Les politiques de site

40e Congrès de l’ADBU

Yves Desrichard

Pour son quarantième congrès, l’ADBU (Association des directeurs, des personnels de direction des bibliothèques universitaires et de la documentation) avait choisi la bonne ville de Lyon, et la proximité (hélas, seulement la proximité) de son magnifique parc de la Tête d’or pour s’entretenir, le 10 septembre 2010, d’un sujet plutôt aride dans son énoncé, celui des « politiques de site ». On se permettra d’en résumer brutalement la problématique : d’un côté, la loi relative aux libertés et responsabilités des universités (LRU), longtemps combattue, désormais quasi partout en vigueur, et qui renforce très largement et l’autonomie des universités et les pouvoirs de son président et de son conseil d’administration dans la gestion de l’équipement, de ses personnels, de ses ressources. De l’autre, un grand nombre de dispositifs, anciens ou modernes, qui se proposent de fédérer les universités et, accessoirement ou non, d’autres équipements, dans des « politiques de site », chacun de ces termes prêtant, on s’en doute, à d’infinies variations.
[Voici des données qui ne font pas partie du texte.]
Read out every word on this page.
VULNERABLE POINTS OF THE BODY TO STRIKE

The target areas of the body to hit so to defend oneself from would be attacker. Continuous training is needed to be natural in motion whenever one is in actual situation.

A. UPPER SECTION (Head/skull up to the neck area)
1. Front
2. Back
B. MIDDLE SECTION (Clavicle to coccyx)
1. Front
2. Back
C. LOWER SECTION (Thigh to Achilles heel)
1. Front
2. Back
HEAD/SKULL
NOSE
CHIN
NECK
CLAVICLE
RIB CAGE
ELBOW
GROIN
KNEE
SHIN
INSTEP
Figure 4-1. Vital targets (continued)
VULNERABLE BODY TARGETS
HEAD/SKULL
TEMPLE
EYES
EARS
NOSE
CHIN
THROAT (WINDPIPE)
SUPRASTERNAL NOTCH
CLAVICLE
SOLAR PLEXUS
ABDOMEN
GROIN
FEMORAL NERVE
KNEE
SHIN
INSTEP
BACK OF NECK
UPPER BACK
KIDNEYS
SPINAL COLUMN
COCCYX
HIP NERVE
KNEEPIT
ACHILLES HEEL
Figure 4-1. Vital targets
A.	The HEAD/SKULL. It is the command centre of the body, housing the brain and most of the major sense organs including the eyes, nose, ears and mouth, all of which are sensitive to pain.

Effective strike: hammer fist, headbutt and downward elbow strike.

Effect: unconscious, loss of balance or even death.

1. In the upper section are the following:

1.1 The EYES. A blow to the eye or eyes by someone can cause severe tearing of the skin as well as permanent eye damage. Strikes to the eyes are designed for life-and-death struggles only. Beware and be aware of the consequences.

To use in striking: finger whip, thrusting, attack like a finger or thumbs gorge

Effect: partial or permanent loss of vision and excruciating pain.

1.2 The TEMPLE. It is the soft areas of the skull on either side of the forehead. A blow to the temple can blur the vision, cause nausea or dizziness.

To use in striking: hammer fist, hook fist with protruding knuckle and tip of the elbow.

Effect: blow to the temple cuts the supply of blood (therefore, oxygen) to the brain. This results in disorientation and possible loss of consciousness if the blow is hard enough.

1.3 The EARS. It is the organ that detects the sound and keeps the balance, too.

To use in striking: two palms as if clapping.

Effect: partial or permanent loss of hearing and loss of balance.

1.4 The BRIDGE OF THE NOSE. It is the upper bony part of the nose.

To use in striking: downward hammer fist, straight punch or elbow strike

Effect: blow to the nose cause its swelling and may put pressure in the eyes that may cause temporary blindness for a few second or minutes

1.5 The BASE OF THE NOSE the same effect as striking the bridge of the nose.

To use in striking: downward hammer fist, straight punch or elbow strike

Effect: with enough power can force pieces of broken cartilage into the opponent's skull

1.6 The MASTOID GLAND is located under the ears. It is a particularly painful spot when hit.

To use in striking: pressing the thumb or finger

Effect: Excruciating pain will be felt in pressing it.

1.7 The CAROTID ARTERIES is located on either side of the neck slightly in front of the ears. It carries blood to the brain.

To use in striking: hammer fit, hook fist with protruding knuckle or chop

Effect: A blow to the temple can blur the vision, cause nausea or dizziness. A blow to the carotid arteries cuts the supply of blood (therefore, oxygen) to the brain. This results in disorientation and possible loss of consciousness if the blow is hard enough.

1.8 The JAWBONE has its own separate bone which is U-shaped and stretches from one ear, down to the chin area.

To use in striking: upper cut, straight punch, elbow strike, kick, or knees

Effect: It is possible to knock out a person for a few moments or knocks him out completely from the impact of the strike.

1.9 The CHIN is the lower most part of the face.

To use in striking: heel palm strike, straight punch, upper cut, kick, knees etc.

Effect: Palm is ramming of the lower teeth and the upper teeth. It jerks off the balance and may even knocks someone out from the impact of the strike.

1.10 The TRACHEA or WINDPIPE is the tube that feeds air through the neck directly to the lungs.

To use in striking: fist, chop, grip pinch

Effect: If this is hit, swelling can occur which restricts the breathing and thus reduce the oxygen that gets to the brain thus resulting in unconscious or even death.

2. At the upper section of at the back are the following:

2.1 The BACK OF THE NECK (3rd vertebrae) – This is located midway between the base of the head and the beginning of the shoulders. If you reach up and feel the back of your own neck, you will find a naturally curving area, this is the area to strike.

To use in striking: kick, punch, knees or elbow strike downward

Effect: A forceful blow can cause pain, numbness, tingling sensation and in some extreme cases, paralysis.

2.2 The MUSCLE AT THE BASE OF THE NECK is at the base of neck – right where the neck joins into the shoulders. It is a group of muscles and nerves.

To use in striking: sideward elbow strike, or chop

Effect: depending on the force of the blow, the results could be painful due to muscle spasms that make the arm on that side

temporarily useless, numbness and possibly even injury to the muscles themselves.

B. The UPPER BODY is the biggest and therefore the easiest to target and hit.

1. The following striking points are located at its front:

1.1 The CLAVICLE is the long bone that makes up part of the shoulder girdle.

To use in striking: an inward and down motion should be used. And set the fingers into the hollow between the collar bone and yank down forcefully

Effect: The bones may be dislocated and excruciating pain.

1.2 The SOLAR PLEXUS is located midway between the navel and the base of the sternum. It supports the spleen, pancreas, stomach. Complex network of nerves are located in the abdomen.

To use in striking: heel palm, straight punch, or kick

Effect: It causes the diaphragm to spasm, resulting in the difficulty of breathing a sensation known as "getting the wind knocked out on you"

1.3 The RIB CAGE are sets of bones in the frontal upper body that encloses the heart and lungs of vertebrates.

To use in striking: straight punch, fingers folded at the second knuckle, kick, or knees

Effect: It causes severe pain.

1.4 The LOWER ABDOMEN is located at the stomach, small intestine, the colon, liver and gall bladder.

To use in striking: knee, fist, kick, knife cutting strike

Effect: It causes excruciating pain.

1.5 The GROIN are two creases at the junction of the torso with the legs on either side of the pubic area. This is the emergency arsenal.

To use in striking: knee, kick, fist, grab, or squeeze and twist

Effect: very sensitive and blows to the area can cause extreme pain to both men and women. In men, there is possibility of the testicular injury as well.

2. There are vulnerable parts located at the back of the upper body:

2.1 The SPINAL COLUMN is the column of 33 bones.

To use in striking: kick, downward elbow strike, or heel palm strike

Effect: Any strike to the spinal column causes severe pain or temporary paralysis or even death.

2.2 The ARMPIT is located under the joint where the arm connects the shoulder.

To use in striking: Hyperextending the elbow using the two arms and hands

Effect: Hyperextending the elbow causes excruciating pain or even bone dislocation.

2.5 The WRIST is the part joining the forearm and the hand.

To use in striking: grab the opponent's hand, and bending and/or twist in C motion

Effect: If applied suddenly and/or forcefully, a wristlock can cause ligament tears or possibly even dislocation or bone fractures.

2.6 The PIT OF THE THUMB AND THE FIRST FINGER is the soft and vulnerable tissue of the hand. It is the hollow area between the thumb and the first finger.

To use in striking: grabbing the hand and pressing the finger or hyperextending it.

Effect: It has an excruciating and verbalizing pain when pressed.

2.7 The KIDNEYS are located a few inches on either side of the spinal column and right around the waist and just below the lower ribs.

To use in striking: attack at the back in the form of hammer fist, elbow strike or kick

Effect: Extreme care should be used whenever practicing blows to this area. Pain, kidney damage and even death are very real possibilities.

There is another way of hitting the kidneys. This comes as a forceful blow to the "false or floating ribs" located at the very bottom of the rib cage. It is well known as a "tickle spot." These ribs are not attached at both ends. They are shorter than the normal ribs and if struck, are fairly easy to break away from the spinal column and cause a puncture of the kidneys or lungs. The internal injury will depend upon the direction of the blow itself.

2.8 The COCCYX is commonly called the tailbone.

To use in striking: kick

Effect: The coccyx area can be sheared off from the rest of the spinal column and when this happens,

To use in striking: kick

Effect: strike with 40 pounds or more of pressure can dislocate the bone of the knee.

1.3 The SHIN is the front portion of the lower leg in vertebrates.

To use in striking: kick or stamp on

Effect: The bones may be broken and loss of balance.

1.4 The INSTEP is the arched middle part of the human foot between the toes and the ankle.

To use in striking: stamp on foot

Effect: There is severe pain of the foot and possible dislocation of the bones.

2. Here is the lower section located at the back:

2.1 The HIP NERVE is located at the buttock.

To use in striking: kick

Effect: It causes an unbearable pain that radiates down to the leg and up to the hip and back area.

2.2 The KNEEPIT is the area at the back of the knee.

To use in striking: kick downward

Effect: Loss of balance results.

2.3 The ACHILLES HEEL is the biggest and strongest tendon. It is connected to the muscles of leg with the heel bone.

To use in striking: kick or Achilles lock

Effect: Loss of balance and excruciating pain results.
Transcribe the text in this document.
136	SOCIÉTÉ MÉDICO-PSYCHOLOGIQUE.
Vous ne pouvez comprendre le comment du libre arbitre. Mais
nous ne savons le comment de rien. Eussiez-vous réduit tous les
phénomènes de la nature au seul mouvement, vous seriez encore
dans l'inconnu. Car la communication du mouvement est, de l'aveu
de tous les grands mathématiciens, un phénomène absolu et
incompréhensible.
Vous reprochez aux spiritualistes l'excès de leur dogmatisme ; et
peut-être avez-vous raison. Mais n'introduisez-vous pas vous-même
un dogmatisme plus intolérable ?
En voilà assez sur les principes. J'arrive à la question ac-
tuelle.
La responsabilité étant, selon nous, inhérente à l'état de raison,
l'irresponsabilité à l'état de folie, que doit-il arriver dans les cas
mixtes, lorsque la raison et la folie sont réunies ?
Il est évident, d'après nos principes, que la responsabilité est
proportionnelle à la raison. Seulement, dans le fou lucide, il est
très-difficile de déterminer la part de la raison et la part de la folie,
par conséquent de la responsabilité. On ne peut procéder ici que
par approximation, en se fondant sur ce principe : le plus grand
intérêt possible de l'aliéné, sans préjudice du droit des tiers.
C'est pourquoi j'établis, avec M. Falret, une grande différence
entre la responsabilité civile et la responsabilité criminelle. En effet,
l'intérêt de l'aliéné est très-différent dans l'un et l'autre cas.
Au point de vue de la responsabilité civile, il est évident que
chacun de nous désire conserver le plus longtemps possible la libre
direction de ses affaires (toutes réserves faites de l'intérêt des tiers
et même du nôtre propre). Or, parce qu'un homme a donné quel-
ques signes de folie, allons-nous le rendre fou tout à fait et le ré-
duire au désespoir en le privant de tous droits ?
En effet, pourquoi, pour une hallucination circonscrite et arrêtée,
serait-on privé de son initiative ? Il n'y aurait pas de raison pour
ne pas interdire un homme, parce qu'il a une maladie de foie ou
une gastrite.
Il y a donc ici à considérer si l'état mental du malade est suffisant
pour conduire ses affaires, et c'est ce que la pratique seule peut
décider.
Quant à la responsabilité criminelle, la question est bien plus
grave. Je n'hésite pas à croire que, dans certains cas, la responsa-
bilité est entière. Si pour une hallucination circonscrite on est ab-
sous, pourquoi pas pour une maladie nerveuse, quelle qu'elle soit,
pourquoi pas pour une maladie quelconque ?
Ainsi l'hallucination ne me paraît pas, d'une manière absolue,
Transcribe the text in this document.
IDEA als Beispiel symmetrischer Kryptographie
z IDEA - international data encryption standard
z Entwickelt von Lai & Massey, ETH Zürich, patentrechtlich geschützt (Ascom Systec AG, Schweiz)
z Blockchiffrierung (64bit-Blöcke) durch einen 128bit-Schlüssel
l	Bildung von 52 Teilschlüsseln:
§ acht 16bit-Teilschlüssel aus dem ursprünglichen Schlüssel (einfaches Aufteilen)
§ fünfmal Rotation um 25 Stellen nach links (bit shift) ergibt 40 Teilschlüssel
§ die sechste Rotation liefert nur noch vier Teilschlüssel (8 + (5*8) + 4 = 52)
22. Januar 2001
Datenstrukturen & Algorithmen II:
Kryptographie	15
Un ensemble foisonnant et parfois fastidieux

Ces politiques induisent de très nombreux partenaires car, s’il faut convenir que l’université française est bien malade, les médecins (ou autres) sont nombreux à son chevet. L’État bien sûr, l’Union européenne parfois, les collectivités territoriales de tous ordres plus sûrement. Chacun avec ses ambitions, ses façons d’être et de faire – ses moyens. Comment s’y retrouver ? C’était, à notre sens, le thème de la journée d’étude et, pour part, des débats qui l’avaient précédée la veille. Il n’est pas sûr, au terme d’une bien longue journée, qu’on puisse avec décision répondre à cette question.

Dans un ensemble foisonnant, mais parfois un peu fastidieux, il est bien difficile de traiter de telle ou telle intervention, mais, s’il fallait n’en retenir que deux, ce serait sans conteste celles de Michel Deneken, premier vice-président de l’université de Strasbourg, et celle de Michel Lussault, président de l’université de Lyon.

Le premier parla de « l’exemple strasbourgeois », à savoir de la fusion pure et simple, actée en 2009, des trois universités strasbourgeoises. Avec modestie et pragmatisme, il indiqua que, à son sens, l’exercice était CITATION« facile », et que « c’était presque un péché mortel que de ne pas fusionner ». Il insista sur le fait, sans doute fondamental car peu repris par les autres intervenants, que c’est de la base qu’a été initiée cette fusion, sans cacher les difficultés, notamment pour ce qui est de l’accompagnement social et (soyons clair) salarial d’une telle opération. Pour indiquer finalement qu’on avait privilégié « une fusion plutôt qu’un pôle de recherche de l’enseignement supérieur (PRES) extrêmement cosmétique », ajoutant même que, à son sens, la constitution de PRES entre universités ne pouvait être qu’une étape avant la fusion des établissements impliqués. On ne sait trop si c’est en hommage au président sortant de l’ADBU, Albert Poirot, par ailleurs administrateur de la Bibliothèque nationale et universitaire de Strasbourg (BNU), mais la situation documentaire de Strasbourg, il est vrai en plein bouleversement, fut évoquée dans plusieurs autres interventions, cela dit jamais avec la même pertinence et le même esprit d’à propos que ceux de M. Deneken.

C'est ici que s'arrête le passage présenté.